Clinical trial identification
NCT03409614.
Editorial acknowledgement
The study was funded by Regeneron Pharmaceuticals, Inc., and Sanofi. Editorial support was provided by Rachel McGrandle, MSc, of Alpha (a division of Prime, Knutsford, UK) funded by Regeneron Pharmaceuticals, Inc. Responsibility for all opinions, conclusions, and data interpretation lies with the authors.

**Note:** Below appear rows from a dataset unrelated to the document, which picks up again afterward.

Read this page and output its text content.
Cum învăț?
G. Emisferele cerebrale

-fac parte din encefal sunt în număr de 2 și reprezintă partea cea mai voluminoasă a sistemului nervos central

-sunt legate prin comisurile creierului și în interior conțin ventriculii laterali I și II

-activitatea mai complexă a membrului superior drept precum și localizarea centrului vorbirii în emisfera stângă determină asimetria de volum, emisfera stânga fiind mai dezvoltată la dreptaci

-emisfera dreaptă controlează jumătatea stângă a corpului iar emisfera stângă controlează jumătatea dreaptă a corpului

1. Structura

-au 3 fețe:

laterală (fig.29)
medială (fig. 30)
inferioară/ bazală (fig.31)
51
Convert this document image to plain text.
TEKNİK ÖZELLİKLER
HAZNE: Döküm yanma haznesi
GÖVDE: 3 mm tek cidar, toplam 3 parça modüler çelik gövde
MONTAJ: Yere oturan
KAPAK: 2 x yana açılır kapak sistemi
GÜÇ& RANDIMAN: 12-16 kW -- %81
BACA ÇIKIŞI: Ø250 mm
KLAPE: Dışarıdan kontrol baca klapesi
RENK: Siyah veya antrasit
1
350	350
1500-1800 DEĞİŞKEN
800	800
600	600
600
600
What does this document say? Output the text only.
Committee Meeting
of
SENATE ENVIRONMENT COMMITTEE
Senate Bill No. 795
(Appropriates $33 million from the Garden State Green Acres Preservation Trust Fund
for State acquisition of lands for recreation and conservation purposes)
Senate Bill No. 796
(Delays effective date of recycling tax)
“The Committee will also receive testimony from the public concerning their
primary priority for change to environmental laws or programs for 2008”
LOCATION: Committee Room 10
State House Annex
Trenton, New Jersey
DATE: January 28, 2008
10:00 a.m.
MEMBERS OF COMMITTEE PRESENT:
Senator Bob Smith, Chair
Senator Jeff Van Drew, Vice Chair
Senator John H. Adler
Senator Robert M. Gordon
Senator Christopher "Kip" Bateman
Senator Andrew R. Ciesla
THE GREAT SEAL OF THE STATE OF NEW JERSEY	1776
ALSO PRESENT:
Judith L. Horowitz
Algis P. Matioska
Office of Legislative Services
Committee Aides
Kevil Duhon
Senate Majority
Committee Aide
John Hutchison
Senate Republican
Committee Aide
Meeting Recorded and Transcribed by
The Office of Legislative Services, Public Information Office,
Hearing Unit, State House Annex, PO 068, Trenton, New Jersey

Legal entity responsible for the study
Regeneron Pharmaceuticals, Inc.
Funding
Regeneron Pharmaceuticals, Inc.
Disclosure
A. Baramidze: Financial Interests, Personal, Other, Travel support: Regeneron Pharmaceuticals, Inc. C. Gessner: Financial Interests, Personal, Advisory Board: AstraZeneca, Berlin-Chemie, Boehringer Ingelheim, Bristol Myers Squibb, Chiesi, GSK, Merck Sharp & Dohme, Novartis, Pfizer, Roche and Sanofi. K. Dunnigan, X. He, P. Rietschel, R. Quek: Financial Interests, Personal, Full or part-time Employment: Regeneron Pharmaceuticals, Inc.; Financial Interests, Personal, Stocks/Shares: Regeneron Pharmaceuticals, Inc. All other authors have declared no conflicts of interest.